Notre enquête montre que la plupart des documents divulgués concernent des correspondances remontant à 2014 entre le groupe spécial d'enquête (SITF), un précurseur des Chambres spécialisées destiné à confirmer la véracité du rapport Marty, et le bureau du procureur pour les crimes de guerre en Serbie. Bien que ces documents soient antérieurs à la création officielle des KSC, ils contiennent les noms, les lieux - et dans certains cas, les adresses et numéros de téléphone précis - d'innombrables témoins du Kosovo, de Serbie et d'Albanie. De nombreuses enquêtes préliminaires menées par le SITF ont été transmises aux KSC, ainsi que les noms des témoins.

Les documents demandent l'aide du ministère public local pour engager des procédures de citation à comparaître pour des témoins à interroger. Bien que le contenu des déclarations de ces témoins n'ait apparemment pas circulé, il existe des références au fait que leurs déclarations sont nécessaires pour confirmer les enlèvements, les tortures et les meurtres de civils par l'UCK dans plusieurs parties du Kosovo.

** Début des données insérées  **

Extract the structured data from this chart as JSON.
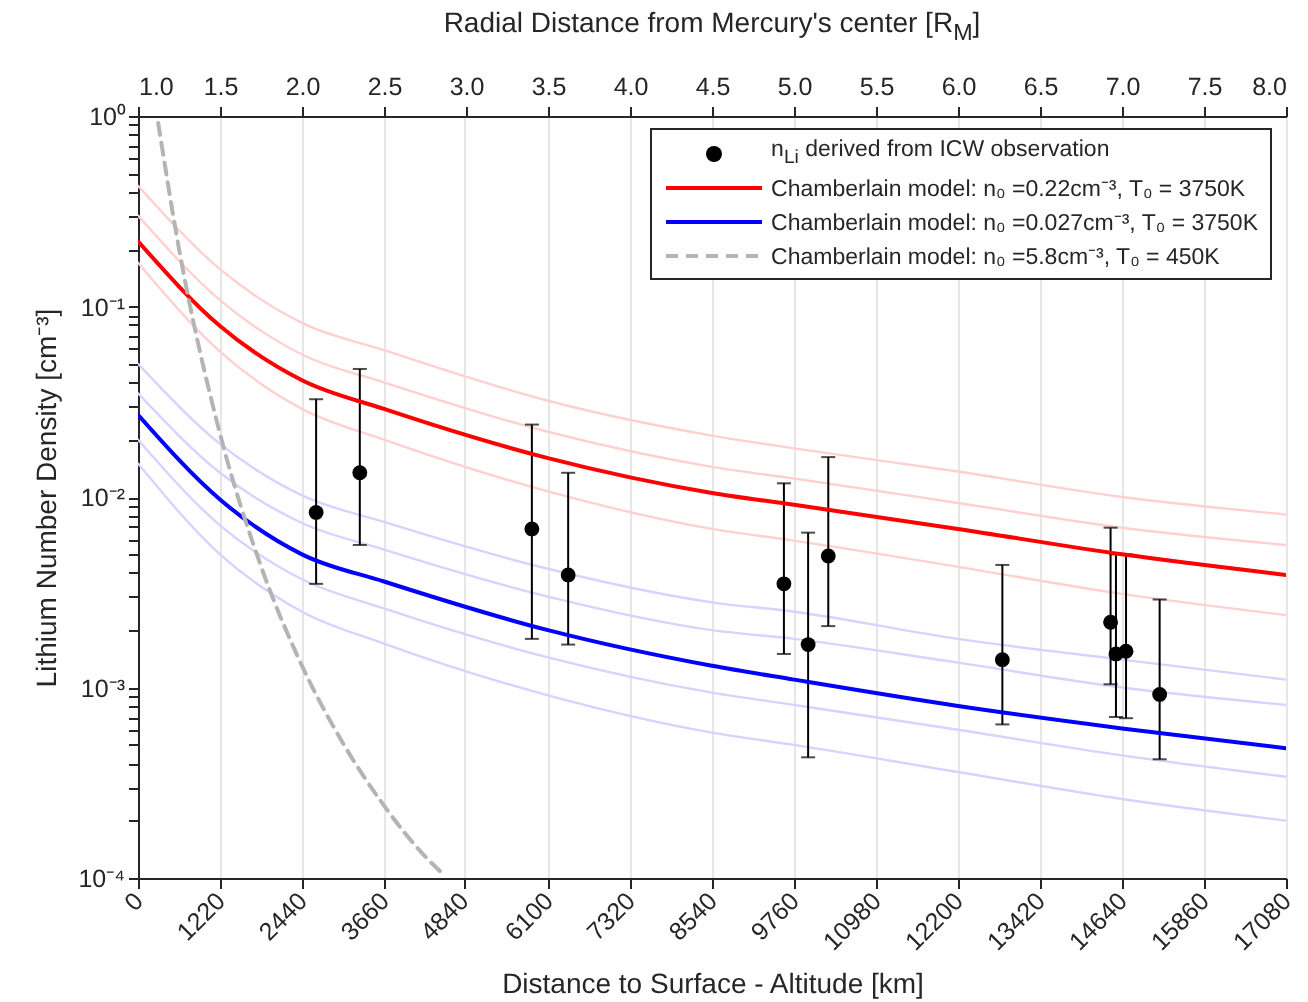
{
  "chart_data": {
    "type": "line",
    "xlabel": "Distance to Surface - Altitude [km]",
    "ylabel": "Lithium Number Density [cm⁻³]",
    "x2label": "Radial Distance from Mercury's center  [R$_{M}$]",
    "xlim": [
      0,
      17080
    ],
    "xticks": [
      0,
      1220,
      2440,
      3660,
      4840,
      6100,
      7320,
      8540,
      9760,
      10980,
      12200,
      13420,
      14640,
      15860,
      17080
    ],
    "x2lim": [
      1,
      8
    ],
    "x2ticks": [
      {
        "value": 1,
        "label": "1.0"
      },
      1.5,
      {
        "value": 2,
        "label": "2.0"
      },
      2.5,
      {
        "value": 3,
        "label": "3.0"
      },
      3.5,
      {
        "value": 4,
        "label": "4.0"
      },
      4.5,
      {
        "value": 5,
        "label": "5.0"
      },
      5.5,
      {
        "value": 6,
        "label": "6.0"
      },
      6.5,
      {
        "value": 7,
        "label": "7.0"
      },
      7.5,
      {
        "value": 8,
        "label": "8.0"
      }
    ],
    "ylim": [
      0.0001,
      1
    ],
    "yticks": [
      {
        "value": 0.0001,
        "label": "10⁻⁴"
      },
      {
        "value": 0.0002,
        "label": null
      },
      {
        "value": 0.0003,
        "label": null
      },
      {
        "value": 0.0004,
        "label": null
      },
      {
        "value": 0.0005,
        "label": null
      },
      {
        "value": 0.0006,
        "label": null
      },
      {
        "value": 0.0007,
        "label": null
      },
      {
        "value": 0.0008,
        "label": null
      },
      {
        "value": 0.0009,
        "label": null
      },
      {
        "value": 0.001,
        "label": "10⁻³"
      },
      {
        "value": 0.002,
        "label": null
      },
      {
        "value": 0.003,
        "label": null
      },
      {
        "value": 0.004,
        "label": null
      },
      {
        "value": 0.005,
        "label": null
      },
      {
        "value": 0.006,
        "label": null
      },
      {
        "value": 0.007,
        "label": null
      },
      {
        "value": 0.008,
        "label": null
      },
      {
        "value": 0.009,
        "label": null
      },
      {
        "value": 0.01,
        "label": "10⁻²"
      },
      {
        "value": 0.02,
        "label": null
      },
      {
        "value": 0.03,
        "label": null
      },
      {
        "value": 0.04,
        "label": null
      },
      {
        "value": 0.05,
        "label": null
      },
      {
        "value": 0.06,
        "label": null
      },
      {
        "value": 0.07,
        "label": null
      },
      {
        "value": 0.08,
        "label": null
      },
      {
        "value": 0.09,
        "label": null
      },
      {
        "value": 0.1,
        "label": "10⁻¹"
      },
      {
        "value": 0.2,
        "label": null
      },
      {
        "value": 0.3,
        "label": null
      },
      {
        "value": 0.4,
        "label": null
      },
      {
        "value": 0.5,
        "label": null
      },
      {
        "value": 0.6,
        "label": null
      },
      {
        "value": 0.7,
        "label": null
      },
      {
        "value": 0.8,
        "label": null
      },
      {
        "value": 0.9,
        "label": null
      },
      {
        "value": 1,
        "label": "10⁰"
      }
    ],
    "log": true,
    "grid": "x",
    "legend": "top right",
    "series": [
      {
        "color": "#ffd0d0",
        "x": [
          0,
          1220,
          2440,
          3660,
          6100,
          8540,
          9760,
          12200,
          14640,
          17080
        ],
        "values": [
          0.43,
          0.157,
          0.082,
          0.059,
          0.032,
          0.021,
          0.018,
          0.0136,
          0.01,
          0.0081
        ]
      },
      {
        "color": "#ffd0d0",
        "x": [
          0,
          1220,
          2440,
          3660,
          6100,
          8540,
          9760,
          12200,
          14640,
          17080
        ],
        "values": [
          0.3,
          0.108,
          0.056,
          0.04,
          0.022,
          0.0144,
          0.0125,
          0.0093,
          0.0069,
          0.0056
        ]
      },
      {
        "color": "#ffd0d0",
        "x": [
          0,
          1220,
          2440,
          3660,
          6100,
          8540,
          9760,
          12200,
          14640,
          17080
        ],
        "values": [
          0.17,
          0.058,
          0.029,
          0.02,
          0.0107,
          0.0068,
          0.0059,
          0.0043,
          0.0031,
          0.0024
        ]
      },
      {
        "color": "#d4d4ff",
        "x": [
          0,
          1220,
          2440,
          3660,
          6100,
          8540,
          9760,
          12200,
          14640,
          17080
        ],
        "values": [
          0.05,
          0.019,
          0.0102,
          0.0074,
          0.0042,
          0.0028,
          0.0025,
          0.0018,
          0.0014,
          0.0011
        ]
      },
      {
        "color": "#d4d4ff",
        "x": [
          0,
          1220,
          2440,
          3660,
          6100,
          8540,
          9760,
          12200,
          14640,
          17080
        ],
        "values": [
          0.035,
          0.0134,
          0.0073,
          0.0053,
          0.003,
          0.002,
          0.0018,
          0.00135,
          0.001,
          0.00081
        ]
      },
      {
        "color": "#d4d4ff",
        "x": [
          0,
          1220,
          2440,
          3660,
          6100,
          8540,
          9760,
          12200,
          14640,
          17080
        ],
        "values": [
          0.02,
          0.0071,
          0.0037,
          0.0026,
          0.00144,
          0.00094,
          0.00081,
          0.0006,
          0.00044,
          0.00034
        ]
      },
      {
        "color": "#d4d4ff",
        "x": [
          0,
          1220,
          2440,
          3660,
          6100,
          8540,
          9760,
          12200,
          14640,
          17080
        ],
        "values": [
          0.015,
          0.005,
          0.0025,
          0.0017,
          0.00091,
          0.00058,
          0.0005,
          0.00036,
          0.00026,
          0.0002
        ]
      },
      {
        "name": "n$_{Li}$ derived from ICW observation",
        "type": "scatter",
        "marker": "circle",
        "color": "#000000",
        "x": [
          2650,
          3300,
          5860,
          6400,
          9610,
          9970,
          10270,
          12860,
          14470,
          14550,
          14700,
          15200
        ],
        "values": [
          0.0083,
          0.0134,
          0.0068,
          0.0039,
          0.0035,
          0.00168,
          0.0049,
          0.0014,
          0.0022,
          0.0015,
          0.00155,
          0.00092
        ],
        "errors": [
          [
            0.0035,
            0.0326
          ],
          [
            0.0056,
            0.047
          ],
          [
            0.0018,
            0.024
          ],
          [
            0.00168,
            0.0134
          ],
          [
            0.0015,
            0.0118
          ],
          [
            0.00043,
            0.0065
          ],
          [
            0.0021,
            0.0162
          ],
          [
            0.00064,
            0.0044
          ],
          [
            0.00104,
            0.0069
          ],
          [
            0.0007,
            0.005
          ],
          [
            0.00069,
            0.005
          ],
          [
            0.00042,
            0.0029
          ]
        ]
      },
      {
        "name": "Chamberlain model: n₀ =0.22cm⁻³,  T₀ = 3750K",
        "color": "#ff0000",
        "x": [
          0,
          1220,
          2440,
          3660,
          6100,
          8540,
          9760,
          12200,
          14640,
          17080
        ],
        "values": [
          0.22,
          0.079,
          0.041,
          0.029,
          0.016,
          0.0105,
          0.0091,
          0.0068,
          0.005,
          0.0039
        ]
      },
      {
        "name": "Chamberlain model: n₀ =0.027cm⁻³, T₀ = 3750K",
        "color": "#0000ff",
        "x": [
          0,
          1220,
          2440,
          3660,
          6100,
          8540,
          9760,
          12200,
          14640,
          17080
        ],
        "values": [
          0.027,
          0.0097,
          0.005,
          0.0036,
          0.002,
          0.0013,
          0.0011,
          0.0008,
          0.00061,
          0.00048
        ]
      },
      {
        "name": "Chamberlain model: n₀ =5.8cm⁻³, T₀ = 450K",
        "color": "#b4b4b4",
        "line_style": "dashed",
        "x": [
          300,
          610,
          1220,
          1830,
          2440,
          3050,
          3660,
          4270,
          4500
        ],
        "values": [
          0.92,
          0.201,
          0.0215,
          0.00433,
          0.0013,
          0.00051,
          0.00024,
          0.00013,
          0.000108
        ]
      }
    ]
  }
}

Discréditer les Chambres spécialisées du Kosovo

"Jusqu'à la récente fuite de documents, j'étais en admiration devant la capacité des Chambres [spécialisées] à maintenir un niveau de discrétion extraordinairement élevé dans leur travail au cours des cinq années depuis leur création. Elles semblaient avoir vraiment tiré les leçons du TPIY et des tribunaux locaux. Jusqu'à présent, pas une seule information sensible sur les activités du tribunal n'avait été rendue publique", raconte Blakaj. "Outre le but d'effrayer les témoins, la publication de ces documents sert à discréditer le tribunal. Les vétérans disent : la cour prétend pouvoir protéger ses témoins, pourtant nous avons pu avoir accès à leurs noms. Par conséquent, selon eux, le tribunal est une imposture", explique Blakaj.

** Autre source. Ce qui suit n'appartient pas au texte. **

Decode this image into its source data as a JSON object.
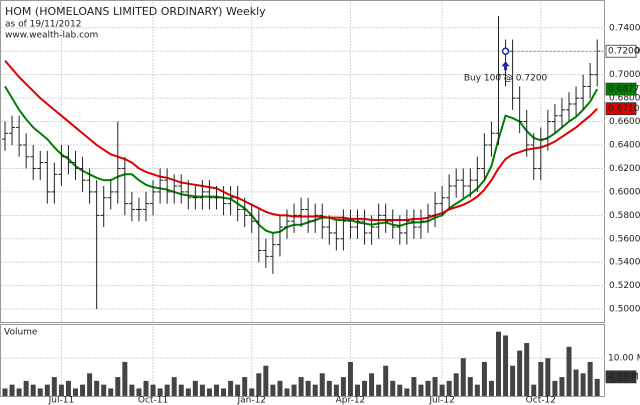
{
  "chart_data": {
    "type": "ohlc",
    "title": "HOM (HOMELOANS LIMITED ORDINARY) Weekly",
    "subtitle": "as of 19/11/2012",
    "source": "www.wealth-lab.com",
    "categories": [
      null,
      null,
      null,
      null,
      null,
      null,
      null,
      null,
      "Jul-11",
      null,
      null,
      null,
      null,
      null,
      null,
      null,
      null,
      null,
      null,
      null,
      null,
      "Oct-11",
      null,
      null,
      null,
      null,
      null,
      null,
      null,
      null,
      null,
      null,
      null,
      null,
      null,
      "Jan-12",
      null,
      null,
      null,
      null,
      null,
      null,
      null,
      null,
      null,
      null,
      null,
      null,
      null,
      "Apr-12",
      null,
      null,
      null,
      null,
      null,
      null,
      null,
      null,
      null,
      null,
      null,
      null,
      "Jul-12",
      null,
      null,
      null,
      null,
      null,
      null,
      null,
      null,
      null,
      null,
      null,
      null,
      null,
      "Oct-12",
      null,
      null,
      null,
      null,
      null,
      null,
      null,
      null
    ],
    "ohlc": {
      "color": "#222222",
      "open": [
        0.645,
        0.65,
        0.655,
        0.64,
        0.63,
        0.62,
        0.625,
        0.6,
        0.615,
        0.63,
        0.625,
        0.62,
        0.61,
        0.6,
        0.58,
        0.595,
        0.6,
        0.62,
        0.59,
        0.585,
        0.585,
        0.59,
        0.6,
        0.61,
        0.6,
        0.605,
        0.6,
        0.595,
        0.595,
        0.6,
        0.595,
        0.595,
        0.59,
        0.595,
        0.585,
        0.58,
        0.575,
        0.55,
        0.545,
        0.555,
        0.57,
        0.575,
        0.58,
        0.585,
        0.575,
        0.58,
        0.57,
        0.565,
        0.56,
        0.575,
        0.57,
        0.575,
        0.565,
        0.57,
        0.58,
        0.575,
        0.57,
        0.565,
        0.575,
        0.57,
        0.575,
        0.58,
        0.59,
        0.595,
        0.605,
        0.61,
        0.605,
        0.61,
        0.62,
        0.64,
        0.65,
        0.7,
        0.72,
        0.68,
        0.66,
        0.64,
        0.62,
        0.645,
        0.66,
        0.665,
        0.67,
        0.675,
        0.68,
        0.69,
        0.7
      ],
      "high": [
        0.66,
        0.665,
        0.665,
        0.65,
        0.64,
        0.635,
        0.635,
        0.625,
        0.64,
        0.64,
        0.635,
        0.63,
        0.62,
        0.61,
        0.605,
        0.61,
        0.66,
        0.63,
        0.6,
        0.595,
        0.6,
        0.61,
        0.62,
        0.62,
        0.615,
        0.615,
        0.61,
        0.605,
        0.61,
        0.61,
        0.605,
        0.605,
        0.605,
        0.605,
        0.595,
        0.59,
        0.585,
        0.56,
        0.565,
        0.58,
        0.585,
        0.59,
        0.595,
        0.595,
        0.59,
        0.59,
        0.58,
        0.575,
        0.585,
        0.585,
        0.585,
        0.585,
        0.58,
        0.59,
        0.59,
        0.585,
        0.58,
        0.585,
        0.585,
        0.585,
        0.59,
        0.6,
        0.605,
        0.615,
        0.62,
        0.62,
        0.62,
        0.63,
        0.65,
        0.66,
        0.75,
        0.73,
        0.73,
        0.69,
        0.67,
        0.65,
        0.655,
        0.67,
        0.675,
        0.68,
        0.685,
        0.69,
        0.7,
        0.71,
        0.73
      ],
      "low": [
        0.635,
        0.64,
        0.63,
        0.62,
        0.61,
        0.61,
        0.59,
        0.59,
        0.605,
        0.615,
        0.61,
        0.6,
        0.59,
        0.5,
        0.57,
        0.585,
        0.59,
        0.58,
        0.575,
        0.575,
        0.575,
        0.58,
        0.59,
        0.59,
        0.59,
        0.59,
        0.585,
        0.585,
        0.585,
        0.585,
        0.585,
        0.58,
        0.58,
        0.575,
        0.57,
        0.565,
        0.54,
        0.535,
        0.53,
        0.545,
        0.56,
        0.565,
        0.57,
        0.565,
        0.565,
        0.56,
        0.555,
        0.55,
        0.55,
        0.56,
        0.56,
        0.555,
        0.555,
        0.56,
        0.565,
        0.56,
        0.555,
        0.555,
        0.56,
        0.56,
        0.565,
        0.57,
        0.58,
        0.585,
        0.595,
        0.595,
        0.595,
        0.6,
        0.61,
        0.63,
        0.64,
        0.69,
        0.67,
        0.65,
        0.63,
        0.61,
        0.61,
        0.635,
        0.65,
        0.655,
        0.66,
        0.665,
        0.67,
        0.68,
        0.69
      ],
      "close": [
        0.65,
        0.655,
        0.64,
        0.63,
        0.62,
        0.625,
        0.6,
        0.615,
        0.63,
        0.625,
        0.62,
        0.61,
        0.6,
        0.58,
        0.595,
        0.6,
        0.62,
        0.59,
        0.585,
        0.585,
        0.59,
        0.6,
        0.61,
        0.6,
        0.605,
        0.6,
        0.595,
        0.595,
        0.6,
        0.595,
        0.595,
        0.59,
        0.595,
        0.585,
        0.58,
        0.575,
        0.55,
        0.545,
        0.555,
        0.57,
        0.575,
        0.58,
        0.585,
        0.575,
        0.58,
        0.57,
        0.565,
        0.56,
        0.575,
        0.57,
        0.575,
        0.565,
        0.57,
        0.58,
        0.575,
        0.57,
        0.565,
        0.575,
        0.57,
        0.575,
        0.58,
        0.59,
        0.595,
        0.605,
        0.61,
        0.605,
        0.61,
        0.62,
        0.64,
        0.65,
        0.7,
        0.72,
        0.68,
        0.66,
        0.64,
        0.62,
        0.645,
        0.66,
        0.665,
        0.67,
        0.675,
        0.68,
        0.69,
        0.7,
        0.72
      ],
      "last_label": "0.7200"
    },
    "series": [
      {
        "color": "#008000",
        "last_label": "0.6877",
        "values": [
          0.69,
          0.68,
          0.67,
          0.662,
          0.655,
          0.65,
          0.645,
          0.638,
          0.632,
          0.628,
          0.622,
          0.618,
          0.615,
          0.612,
          0.61,
          0.61,
          0.613,
          0.615,
          0.615,
          0.61,
          0.606,
          0.604,
          0.603,
          0.602,
          0.6,
          0.598,
          0.597,
          0.596,
          0.596,
          0.596,
          0.596,
          0.595,
          0.594,
          0.59,
          0.586,
          0.58,
          0.572,
          0.567,
          0.565,
          0.566,
          0.57,
          0.572,
          0.572,
          0.574,
          0.576,
          0.578,
          0.578,
          0.576,
          0.576,
          0.576,
          0.574,
          0.573,
          0.572,
          0.573,
          0.574,
          0.572,
          0.571,
          0.573,
          0.574,
          0.574,
          0.575,
          0.578,
          0.58,
          0.586,
          0.59,
          0.594,
          0.598,
          0.603,
          0.61,
          0.622,
          0.645,
          0.665,
          0.663,
          0.66,
          0.652,
          0.646,
          0.644,
          0.646,
          0.65,
          0.655,
          0.66,
          0.664,
          0.67,
          0.677,
          0.6877
        ]
      },
      {
        "color": "#e00000",
        "last_label": "0.6710",
        "values": [
          0.712,
          0.705,
          0.698,
          0.692,
          0.686,
          0.68,
          0.675,
          0.67,
          0.665,
          0.66,
          0.655,
          0.65,
          0.645,
          0.64,
          0.636,
          0.632,
          0.63,
          0.628,
          0.625,
          0.62,
          0.617,
          0.615,
          0.613,
          0.612,
          0.61,
          0.608,
          0.607,
          0.606,
          0.605,
          0.604,
          0.603,
          0.6,
          0.597,
          0.595,
          0.592,
          0.589,
          0.586,
          0.583,
          0.581,
          0.58,
          0.58,
          0.579,
          0.579,
          0.579,
          0.579,
          0.579,
          0.578,
          0.578,
          0.578,
          0.577,
          0.577,
          0.577,
          0.576,
          0.576,
          0.576,
          0.576,
          0.576,
          0.576,
          0.577,
          0.577,
          0.578,
          0.58,
          0.582,
          0.585,
          0.587,
          0.589,
          0.592,
          0.596,
          0.602,
          0.61,
          0.62,
          0.628,
          0.632,
          0.634,
          0.636,
          0.637,
          0.638,
          0.64,
          0.643,
          0.647,
          0.651,
          0.655,
          0.66,
          0.665,
          0.671
        ]
      }
    ],
    "ylim": [
      0.489,
      0.762
    ],
    "yticks": [
      {
        "value": 0.5,
        "label": "0.5000"
      },
      {
        "value": 0.52,
        "label": "0.5200"
      },
      {
        "value": 0.54,
        "label": "0.5400"
      },
      {
        "value": 0.56,
        "label": "0.5600"
      },
      {
        "value": 0.58,
        "label": "0.5800"
      },
      {
        "value": 0.6,
        "label": "0.6000"
      },
      {
        "value": 0.62,
        "label": "0.6200"
      },
      {
        "value": 0.64,
        "label": "0.6400"
      },
      {
        "value": 0.66,
        "label": "0.6600"
      },
      {
        "value": 0.68,
        "label": "0.6800"
      },
      {
        "value": 0.7,
        "label": "0.7000"
      },
      {
        "value": 0.72,
        "label": "0.7200"
      },
      {
        "value": 0.74,
        "label": "0.7400"
      }
    ],
    "trade": {
      "label": "Buy 100 @ 0.7200",
      "index": 71,
      "price": 0.72,
      "color": "#1a2a9a"
    },
    "volume": {
      "label": "Volume",
      "color": "#444444",
      "last_label": "4.53 M",
      "values": [
        2,
        3,
        2,
        4,
        3,
        2,
        3,
        5,
        3,
        4,
        2,
        3,
        6,
        4,
        3,
        2,
        5,
        9,
        3,
        2,
        4,
        3,
        2,
        3,
        5,
        3,
        2,
        4,
        3,
        2,
        3,
        2,
        4,
        3,
        5,
        2,
        6,
        8,
        3,
        4,
        2,
        3,
        5,
        4,
        3,
        6,
        4,
        3,
        5,
        9,
        3,
        4,
        6,
        3,
        8,
        4,
        3,
        2,
        5,
        3,
        4,
        5,
        3,
        4,
        6,
        10,
        5,
        3,
        9,
        4,
        17,
        16,
        8,
        12,
        14,
        3,
        9,
        10,
        4,
        5,
        13,
        7,
        6,
        9,
        4.53
      ],
      "ylim": [
        0,
        18.5
      ],
      "yticks": [
        {
          "value": 10,
          "label": "10.00 M"
        }
      ]
    },
    "grid": true
  }
}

Les médias kosovars ont largement renoncé à publier le contenu des documents (selon les lois du Kosovo, ils pourraient être jugés pour interférence avec le travail judiciaire). Mais l'une des plus grandes chaînes d'information albanaises, Top Channel, a diffusé plusieurs émissions détaillant le contenu des fuites. Les organes d'information albanais sont très lus au Kosovo et risquent peut-être moins que ceux du Kosovo. Ainsi ont-ils publié un document de travail interne, compilé par le procureur et daté de décembre 2019, marqué confidentiel, qui expose leur stratégie pour rassembler des preuves contre le président en exercice du Kosovo, Hashim Thaci, l'ancien député Azem Syla, les anciens présidents du parlement Jakup Krasniqi et Kadri Veseli, et le député Rexhep Selimi.

Dans ce document, le procureur indique que son enquête s'est concentrée sur les sites de détention de l'UCK où des membres de la guérilla ont illégalement détenu, interrogé, torturé et peut-être même tué des civils. Il indique que, bien qu'il y ait peu de preuves de la participation directe des accusés potentiels, il s'appuie sur "une théorie de responsabilité sur la base d’un but commun", mieux connue des observateurs de la justice internationale sous le nom d'"entreprise criminelle commune".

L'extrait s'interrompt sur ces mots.